Botswana Revises Pula Exchange Rate Framework for 2025

The Ministry of Finance, in collaboration with the Bank of Botswana, has announced key changes to the framework governing the value of the Botswana Pula, effective January 1, 2025. These changes aim to maintain economic stability, support local industries, and promote international competitiveness.

The key highlights of the revised framework are as follows:

1. Currency Basket Adjustment

   - Previously, the Pula was pegged 45% to the South African Rand and 55% to the Special Drawing Rights (SDR), a basket of international currencies (including the US Dollar, Japanese Yen, Chinese Renminbi, Euro, and British Pound).

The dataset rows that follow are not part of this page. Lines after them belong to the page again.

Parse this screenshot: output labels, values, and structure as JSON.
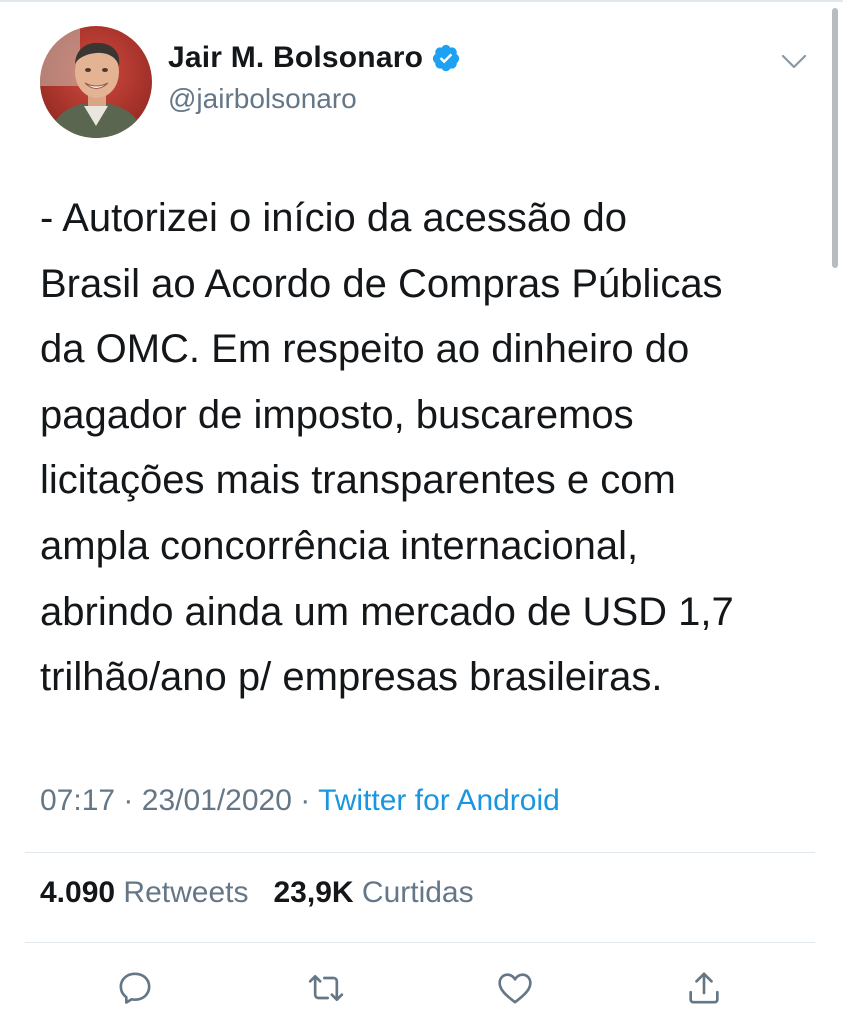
{
  "tweet": {
    "author": {
      "display_name": "Jair M. Bolsonaro",
      "handle": "@jairbolsonaro",
      "verified": true,
      "avatar_icon": "profile-photo"
    },
    "text": "- Autorizei o início da acessão do\nBrasil ao Acordo de Compras Públicas\nda OMC. Em respeito ao dinheiro do\npagador de imposto, buscaremos\nlicitações mais transparentes e com\nampla concorrência internacional,\nabrindo ainda um mercado de USD 1,7\ntrilhão/ano p/ empresas brasileiras.",
    "time": "07:17",
    "date": "23/01/2020",
    "separator": "·",
    "source": "Twitter for Android",
    "stats": {
      "retweets_count": "4.090",
      "retweets_label": "Retweets",
      "likes_count": "23,9K",
      "likes_label": "Curtidas"
    }
  },
  "actions": [
    {
      "name": "reply",
      "icon": "reply-icon"
    },
    {
      "name": "retweet",
      "icon": "retweet-icon"
    },
    {
      "name": "like",
      "icon": "heart-icon"
    },
    {
      "name": "share",
      "icon": "share-icon"
    }
  ],
  "colors": {
    "text": "#14171a",
    "secondary": "#657786",
    "link": "#1b95e0",
    "verified": "#1da1f2",
    "divider": "#e1e8ed"
  }
}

   - The new adjustment assigns equal weights of 50% to the Rand and 50% to the SDR. This change is expected to reduce Pula volatility against the Rand and enhance the competitiveness of Botswana’s goods and services in South Africa, a major trading partner.

2. Crawl Rate Maintenance

   - The annual downward crawl rate, reflecting the difference in inflation between Botswana and its trading partners, remains unchanged at 1.51%. This policy is designed to ensure local industries remain competitive while keeping inflation within the targeted range of 3-6%.

3. Wider Trading Margins

   - The margin for buying and selling foreign currencies by the Bank of Botswana has been expanded from ±0.125% to ±0.5%. This broader margin aims to encourage the development of an interbank foreign exchange market and reduce reliance on the central bank for currency trading.

Why These Changes Matter

The government’s adjustments are part of its ongoing efforts to align Botswana’s exchange rate policy with the realities of a dynamic global economy. By fine-tuning the Pula’s exchange rate framework, the Ministry of Finance seeks to:

- Stabilize inflation-adjusted exchange rates (real effective exchange rates) to benefit local businesses.

- Strengthen Botswana’s position in external markets while ensuring that imports remain affordable for consumers.

Broader Implications

While these updates to the exchange rate framework are significant, the Ministry of Finance emphasizes the importance of addressing deeper structural challenges that affect Botswana’s productivity. Exchange rate policies alone, officials caution, cannot fully resolve issues like low productivity or the need for greater economic diversification.

As Botswana steps into 2025, these changes underscore the government’s commitment to fostering a stable and competitive economy. Citizens and businesses alike are encouraged to adapt to the new framework and take advantage of the opportunities it offers.